Der Zuger Ständerat Matthias Michel, der Einzige in der Runde, der zurzeit ein politisches Mandat innehat, nahm Sabine Süsstrunks Idee eines Briefkastens auf. Er wünsche sich seinerseits einen Single Point of Contact, also eine einzige Anlaufstelle, an die er mit seinen wissenschaftlichen Fragen gelangen könne. Dieser Kontaktpunkt könnte zum Beispiel bei den Akademien der Wissenschaften oder beim Schweizerischen Wissenschaftsrat angesiedelt sein. «Ich melde mich dort, und dann wird geschaut, wer mich beraten kann.» Weiter schlägt er vor, dass Parlamentsmitgliedern pro Jahr ein gewisser Betrag zur Verfügung stehen sollte – ein «Wissenschaftsbon» –, um sich gezielt wissenschaftliche Expertisen erstellen zu lassen.

 

Gemeinsam, statt jeder für sich

Während die von Matthias Michel gewünschte Anlaufstelle von der Runde mit einer gewissen Skepsis aufgenommen wurde, stiess eine Idee, die Katrin Milzow im Laufe der Diskussion einbrachte, auf viel Wohlwollen.

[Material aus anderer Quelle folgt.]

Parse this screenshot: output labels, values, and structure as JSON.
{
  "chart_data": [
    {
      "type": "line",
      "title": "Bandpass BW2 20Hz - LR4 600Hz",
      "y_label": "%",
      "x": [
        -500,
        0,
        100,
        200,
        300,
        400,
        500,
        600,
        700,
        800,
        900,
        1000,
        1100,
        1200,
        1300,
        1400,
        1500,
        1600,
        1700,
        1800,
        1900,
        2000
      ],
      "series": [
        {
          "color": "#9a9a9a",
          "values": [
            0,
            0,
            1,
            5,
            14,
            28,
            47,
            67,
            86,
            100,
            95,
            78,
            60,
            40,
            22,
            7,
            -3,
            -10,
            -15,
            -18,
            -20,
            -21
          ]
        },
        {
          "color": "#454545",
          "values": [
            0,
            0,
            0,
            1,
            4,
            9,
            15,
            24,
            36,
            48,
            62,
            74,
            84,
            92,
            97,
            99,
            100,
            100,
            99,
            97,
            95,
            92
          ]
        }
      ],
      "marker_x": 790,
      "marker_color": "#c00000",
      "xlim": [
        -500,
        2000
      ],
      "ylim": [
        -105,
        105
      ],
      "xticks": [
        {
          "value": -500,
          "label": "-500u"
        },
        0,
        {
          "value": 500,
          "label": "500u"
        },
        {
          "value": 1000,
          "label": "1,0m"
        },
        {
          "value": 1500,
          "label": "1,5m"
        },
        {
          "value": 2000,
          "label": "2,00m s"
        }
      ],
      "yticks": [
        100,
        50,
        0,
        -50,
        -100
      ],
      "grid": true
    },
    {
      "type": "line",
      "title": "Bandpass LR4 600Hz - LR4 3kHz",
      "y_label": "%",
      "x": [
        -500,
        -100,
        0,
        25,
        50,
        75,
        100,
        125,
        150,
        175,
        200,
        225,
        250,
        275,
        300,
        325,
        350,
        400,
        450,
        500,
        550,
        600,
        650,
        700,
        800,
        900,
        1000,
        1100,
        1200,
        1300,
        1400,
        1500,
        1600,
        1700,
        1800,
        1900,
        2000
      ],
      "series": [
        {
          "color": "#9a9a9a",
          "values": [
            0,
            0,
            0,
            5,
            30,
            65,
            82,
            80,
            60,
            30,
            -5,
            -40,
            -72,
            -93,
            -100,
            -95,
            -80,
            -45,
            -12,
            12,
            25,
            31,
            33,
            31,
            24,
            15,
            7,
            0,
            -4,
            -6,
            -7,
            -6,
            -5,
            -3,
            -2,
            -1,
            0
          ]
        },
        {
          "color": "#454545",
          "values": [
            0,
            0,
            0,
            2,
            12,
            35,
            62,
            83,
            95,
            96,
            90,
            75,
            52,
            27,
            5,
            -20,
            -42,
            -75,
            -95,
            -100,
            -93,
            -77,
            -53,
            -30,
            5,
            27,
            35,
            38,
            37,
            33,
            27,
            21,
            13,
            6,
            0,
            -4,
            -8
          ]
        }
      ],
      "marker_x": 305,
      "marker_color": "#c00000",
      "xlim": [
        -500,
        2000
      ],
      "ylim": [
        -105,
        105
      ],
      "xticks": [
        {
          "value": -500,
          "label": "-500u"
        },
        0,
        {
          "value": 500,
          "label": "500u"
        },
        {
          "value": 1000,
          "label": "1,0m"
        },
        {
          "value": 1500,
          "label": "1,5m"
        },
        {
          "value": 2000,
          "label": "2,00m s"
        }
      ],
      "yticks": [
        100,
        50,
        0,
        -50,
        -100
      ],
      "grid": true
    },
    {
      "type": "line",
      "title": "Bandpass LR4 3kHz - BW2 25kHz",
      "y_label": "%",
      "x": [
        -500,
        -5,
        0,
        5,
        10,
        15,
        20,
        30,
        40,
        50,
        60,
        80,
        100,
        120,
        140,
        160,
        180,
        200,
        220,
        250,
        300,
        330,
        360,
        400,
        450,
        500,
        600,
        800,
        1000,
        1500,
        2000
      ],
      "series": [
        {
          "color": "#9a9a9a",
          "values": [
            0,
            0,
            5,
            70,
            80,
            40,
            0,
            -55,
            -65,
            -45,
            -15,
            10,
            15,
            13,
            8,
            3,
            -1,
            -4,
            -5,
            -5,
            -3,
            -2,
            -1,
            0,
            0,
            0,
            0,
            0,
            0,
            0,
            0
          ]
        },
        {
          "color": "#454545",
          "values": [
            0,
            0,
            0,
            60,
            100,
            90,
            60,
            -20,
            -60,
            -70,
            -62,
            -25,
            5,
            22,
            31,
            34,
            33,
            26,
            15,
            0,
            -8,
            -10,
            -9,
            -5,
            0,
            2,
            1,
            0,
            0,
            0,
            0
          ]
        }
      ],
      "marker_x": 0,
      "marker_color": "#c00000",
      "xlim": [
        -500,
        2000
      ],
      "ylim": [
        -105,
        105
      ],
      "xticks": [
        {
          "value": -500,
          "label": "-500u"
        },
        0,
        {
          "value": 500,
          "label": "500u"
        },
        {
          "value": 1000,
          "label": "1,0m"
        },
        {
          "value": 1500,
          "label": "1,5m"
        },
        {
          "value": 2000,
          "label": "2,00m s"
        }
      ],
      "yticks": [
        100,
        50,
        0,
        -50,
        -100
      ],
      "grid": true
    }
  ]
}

Sie verwies auf Programme, die bereits in Luxemburg und Grossbritannien angewendet werden: Forschende erhielten dort die Möglichkeit, Einblick in die Arbeit des Parlaments und der Verwaltung zu erhalten. Umgekehrt verbringen Politikerinnen und Politiker einen Tag in einer Forschungsstätte. Ihr gefalle an diesem Konzept, dass es «ans Lernen anknüpft», sagte Silvia Maier. Es sei ein Lernprozess, der es den Beteiligten erlaube, sich stetig weiterzuentwickeln. Ihm als Politiker würde eine solches Tandem-System zusagen, sagte Ständerat Michel, «es ist eine Art personalisierter Single Point of Contact». Auf die Frage von Gesprächsleiter Marcel Tanner, ob auch andere Parlamentsmitglieder so viel Enthusiasmus an den Tag legten wie er, antwortete Matthias Michel: Im Moment seien es noch nicht viele, aber das dürfte sich ändern, sobald ein entsprechendes Angebot vorliege. «Aber jemand muss dieses Angebot machen.» Tanner nahm diese Aufforderung gerne entgegen.

 

Es sei ein schöner Strauss an Ideen und Optionen zusammengekommen, konstatierte Marcel Tanner am Ende des Gesprächs. Bis konkrete Lösungsvorschläge vorlägen, sei aber noch etwas Arbeit nötig. Wichtig sei, dass die Politik und die Wissenschaft diese Aufgabe gemeinsam angingen, «und nicht beide Seiten in der stillen Ecke etwas ausbrüten».